Uzmanlık Alanlarından Yararlanılmalı: Toplantılarda ele alınacak konular arasında, öğretmenlerin uzmanlık alanına giren başlıklar olabilir. Bu konular önceden ilgili kişilere bildirilerek hazırlık yapmaları istenmelidir. Böylece, belirlenen konular ele alındığında, katılımcılar uzmanlık bilgilerini paylaşarak daha nitelikli ve verimli bir tartışma ortamı oluşturabilir. Ayrıca, bu tür bir görev paylaşımı, toplantının sahiplenilmesini ve sürece aktif katılım sağlanmasını kolaylaştırır.

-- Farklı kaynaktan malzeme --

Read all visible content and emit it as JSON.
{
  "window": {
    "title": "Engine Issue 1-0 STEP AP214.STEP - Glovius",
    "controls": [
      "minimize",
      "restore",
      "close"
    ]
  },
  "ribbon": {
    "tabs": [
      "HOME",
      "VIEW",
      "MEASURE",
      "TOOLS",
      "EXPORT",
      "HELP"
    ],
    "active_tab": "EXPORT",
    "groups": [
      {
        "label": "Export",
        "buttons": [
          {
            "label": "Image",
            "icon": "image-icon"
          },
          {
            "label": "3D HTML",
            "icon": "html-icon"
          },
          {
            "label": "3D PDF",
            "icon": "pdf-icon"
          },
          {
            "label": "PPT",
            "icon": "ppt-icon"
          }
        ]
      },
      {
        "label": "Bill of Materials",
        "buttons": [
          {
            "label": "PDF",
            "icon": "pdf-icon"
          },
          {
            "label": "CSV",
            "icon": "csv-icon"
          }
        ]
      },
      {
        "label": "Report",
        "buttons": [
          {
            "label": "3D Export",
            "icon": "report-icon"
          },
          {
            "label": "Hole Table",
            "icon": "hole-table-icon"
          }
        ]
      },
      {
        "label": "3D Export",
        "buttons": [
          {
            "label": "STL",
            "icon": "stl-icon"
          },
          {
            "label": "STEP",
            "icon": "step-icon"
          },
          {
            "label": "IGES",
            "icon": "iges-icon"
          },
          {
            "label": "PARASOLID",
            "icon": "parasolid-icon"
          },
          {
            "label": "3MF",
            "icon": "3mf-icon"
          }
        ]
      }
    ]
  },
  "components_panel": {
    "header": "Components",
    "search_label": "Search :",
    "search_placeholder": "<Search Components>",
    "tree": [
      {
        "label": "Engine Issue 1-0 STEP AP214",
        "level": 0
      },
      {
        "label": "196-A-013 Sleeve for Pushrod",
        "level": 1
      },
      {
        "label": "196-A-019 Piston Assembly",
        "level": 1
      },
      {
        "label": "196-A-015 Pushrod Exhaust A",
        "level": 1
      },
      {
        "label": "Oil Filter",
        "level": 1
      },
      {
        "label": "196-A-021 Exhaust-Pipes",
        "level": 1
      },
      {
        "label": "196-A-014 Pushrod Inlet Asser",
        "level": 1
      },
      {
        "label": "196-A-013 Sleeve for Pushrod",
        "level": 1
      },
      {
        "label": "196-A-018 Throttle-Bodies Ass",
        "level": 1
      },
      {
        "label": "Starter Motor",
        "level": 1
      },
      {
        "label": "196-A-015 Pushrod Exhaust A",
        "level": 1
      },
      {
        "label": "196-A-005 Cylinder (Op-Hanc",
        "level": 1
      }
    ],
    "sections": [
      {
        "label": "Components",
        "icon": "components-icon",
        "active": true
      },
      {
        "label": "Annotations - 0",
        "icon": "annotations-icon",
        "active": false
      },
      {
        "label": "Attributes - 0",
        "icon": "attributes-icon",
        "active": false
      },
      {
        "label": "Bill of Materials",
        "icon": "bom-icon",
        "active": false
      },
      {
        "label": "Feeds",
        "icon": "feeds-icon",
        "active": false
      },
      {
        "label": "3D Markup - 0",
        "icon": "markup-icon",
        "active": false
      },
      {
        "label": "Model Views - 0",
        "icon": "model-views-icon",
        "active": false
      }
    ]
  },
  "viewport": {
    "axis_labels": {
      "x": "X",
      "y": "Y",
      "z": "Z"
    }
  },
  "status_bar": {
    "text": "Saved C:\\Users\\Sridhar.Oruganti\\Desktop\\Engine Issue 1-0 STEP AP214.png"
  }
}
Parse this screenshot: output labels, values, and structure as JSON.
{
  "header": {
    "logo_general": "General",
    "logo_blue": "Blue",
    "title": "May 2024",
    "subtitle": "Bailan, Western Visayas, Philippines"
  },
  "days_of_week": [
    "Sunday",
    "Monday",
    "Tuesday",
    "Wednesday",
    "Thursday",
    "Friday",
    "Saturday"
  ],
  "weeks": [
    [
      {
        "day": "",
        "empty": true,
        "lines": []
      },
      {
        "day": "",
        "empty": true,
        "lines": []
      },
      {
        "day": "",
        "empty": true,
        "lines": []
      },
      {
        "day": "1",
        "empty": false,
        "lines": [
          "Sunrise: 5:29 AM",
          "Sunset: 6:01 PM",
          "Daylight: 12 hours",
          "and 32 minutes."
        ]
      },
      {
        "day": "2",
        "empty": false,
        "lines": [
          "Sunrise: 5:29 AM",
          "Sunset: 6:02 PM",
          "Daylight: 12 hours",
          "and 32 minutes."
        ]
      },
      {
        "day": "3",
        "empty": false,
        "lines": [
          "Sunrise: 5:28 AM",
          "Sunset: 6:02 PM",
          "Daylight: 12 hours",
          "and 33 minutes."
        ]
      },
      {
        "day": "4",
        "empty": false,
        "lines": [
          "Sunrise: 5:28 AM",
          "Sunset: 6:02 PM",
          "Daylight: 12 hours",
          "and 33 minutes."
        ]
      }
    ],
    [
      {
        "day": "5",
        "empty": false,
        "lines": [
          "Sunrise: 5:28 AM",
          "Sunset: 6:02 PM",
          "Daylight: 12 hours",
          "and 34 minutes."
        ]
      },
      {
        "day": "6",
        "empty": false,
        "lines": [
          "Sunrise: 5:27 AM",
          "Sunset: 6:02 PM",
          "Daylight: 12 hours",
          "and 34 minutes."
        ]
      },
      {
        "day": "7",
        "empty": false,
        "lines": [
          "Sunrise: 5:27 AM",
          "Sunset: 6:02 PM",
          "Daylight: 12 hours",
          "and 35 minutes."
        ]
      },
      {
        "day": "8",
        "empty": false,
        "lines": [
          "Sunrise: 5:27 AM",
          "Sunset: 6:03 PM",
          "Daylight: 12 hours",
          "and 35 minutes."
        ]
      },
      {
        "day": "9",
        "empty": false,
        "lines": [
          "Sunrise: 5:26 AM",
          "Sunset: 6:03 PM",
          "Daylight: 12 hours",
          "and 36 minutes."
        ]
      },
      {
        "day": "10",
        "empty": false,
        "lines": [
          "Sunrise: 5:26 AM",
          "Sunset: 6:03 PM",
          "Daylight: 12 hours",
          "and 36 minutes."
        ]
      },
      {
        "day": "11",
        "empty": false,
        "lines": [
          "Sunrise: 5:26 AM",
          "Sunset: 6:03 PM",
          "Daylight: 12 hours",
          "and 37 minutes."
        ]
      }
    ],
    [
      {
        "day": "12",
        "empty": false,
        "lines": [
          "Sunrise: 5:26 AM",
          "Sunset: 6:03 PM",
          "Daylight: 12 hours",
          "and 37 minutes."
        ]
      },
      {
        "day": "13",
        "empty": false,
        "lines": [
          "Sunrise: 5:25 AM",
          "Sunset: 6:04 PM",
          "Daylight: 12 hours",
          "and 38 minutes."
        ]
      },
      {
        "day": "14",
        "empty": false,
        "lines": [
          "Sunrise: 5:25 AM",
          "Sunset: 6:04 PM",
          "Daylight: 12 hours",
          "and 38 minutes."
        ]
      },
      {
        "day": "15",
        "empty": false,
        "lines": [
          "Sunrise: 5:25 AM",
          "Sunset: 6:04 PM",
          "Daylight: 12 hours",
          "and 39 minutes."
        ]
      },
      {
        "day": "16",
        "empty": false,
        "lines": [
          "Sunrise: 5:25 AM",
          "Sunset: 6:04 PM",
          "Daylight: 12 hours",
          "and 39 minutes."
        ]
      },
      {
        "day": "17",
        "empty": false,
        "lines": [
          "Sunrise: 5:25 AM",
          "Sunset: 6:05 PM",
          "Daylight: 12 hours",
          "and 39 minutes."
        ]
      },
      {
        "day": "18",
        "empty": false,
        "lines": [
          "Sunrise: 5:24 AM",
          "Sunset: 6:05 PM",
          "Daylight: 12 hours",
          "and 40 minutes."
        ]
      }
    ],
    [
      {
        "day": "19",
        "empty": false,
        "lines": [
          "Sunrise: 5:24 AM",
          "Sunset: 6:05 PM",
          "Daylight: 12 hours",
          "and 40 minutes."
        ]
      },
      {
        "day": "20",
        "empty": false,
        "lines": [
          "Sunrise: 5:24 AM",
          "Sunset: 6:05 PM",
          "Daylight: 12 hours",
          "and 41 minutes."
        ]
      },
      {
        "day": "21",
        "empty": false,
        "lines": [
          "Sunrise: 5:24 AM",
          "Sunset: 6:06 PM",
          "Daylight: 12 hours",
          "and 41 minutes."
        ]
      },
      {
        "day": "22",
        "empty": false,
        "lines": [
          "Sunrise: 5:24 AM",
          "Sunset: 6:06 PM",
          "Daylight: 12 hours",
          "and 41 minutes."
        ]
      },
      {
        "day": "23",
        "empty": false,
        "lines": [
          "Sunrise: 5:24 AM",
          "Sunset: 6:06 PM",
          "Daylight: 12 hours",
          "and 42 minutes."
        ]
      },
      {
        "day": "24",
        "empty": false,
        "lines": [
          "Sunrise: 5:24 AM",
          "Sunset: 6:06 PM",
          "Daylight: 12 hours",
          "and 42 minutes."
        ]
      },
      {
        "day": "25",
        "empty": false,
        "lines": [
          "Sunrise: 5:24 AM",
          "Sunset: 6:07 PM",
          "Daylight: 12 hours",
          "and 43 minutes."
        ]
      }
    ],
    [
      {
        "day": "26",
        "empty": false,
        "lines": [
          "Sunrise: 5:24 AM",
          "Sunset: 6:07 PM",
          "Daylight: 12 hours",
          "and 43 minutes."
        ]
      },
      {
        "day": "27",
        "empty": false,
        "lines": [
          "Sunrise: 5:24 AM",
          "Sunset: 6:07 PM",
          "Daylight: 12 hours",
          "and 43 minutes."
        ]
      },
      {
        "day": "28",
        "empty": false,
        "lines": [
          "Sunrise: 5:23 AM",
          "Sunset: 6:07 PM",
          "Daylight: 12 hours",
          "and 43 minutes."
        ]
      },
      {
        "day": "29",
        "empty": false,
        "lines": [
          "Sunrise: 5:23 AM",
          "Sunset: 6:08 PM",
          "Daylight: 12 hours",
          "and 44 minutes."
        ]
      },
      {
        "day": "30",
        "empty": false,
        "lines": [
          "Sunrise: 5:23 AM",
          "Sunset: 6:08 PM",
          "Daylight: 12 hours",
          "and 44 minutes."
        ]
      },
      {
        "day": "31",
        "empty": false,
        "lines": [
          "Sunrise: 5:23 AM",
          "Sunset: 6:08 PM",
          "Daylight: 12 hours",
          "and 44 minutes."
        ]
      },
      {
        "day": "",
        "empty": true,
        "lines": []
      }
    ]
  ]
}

Sonuç olarak, toplantılar bir gereklilik olsa da, bu sürecin verimli hale getirilmesi tamamen organizasyon becerisine bağlıdır. Eğer her toplantıda aynı sorular soruluyor, aynı sorunlar konuşuluyor ve çözüm üretilmeden dağılınıyorsa, büyük ihtimalle yanlış bir yöntem izliyoruz demektir. O halde, toplantıları "bitse de gitsek" psikolojisinden kurtarıp gerçekten işe yarar hale getirme zamanı gelmedi mi?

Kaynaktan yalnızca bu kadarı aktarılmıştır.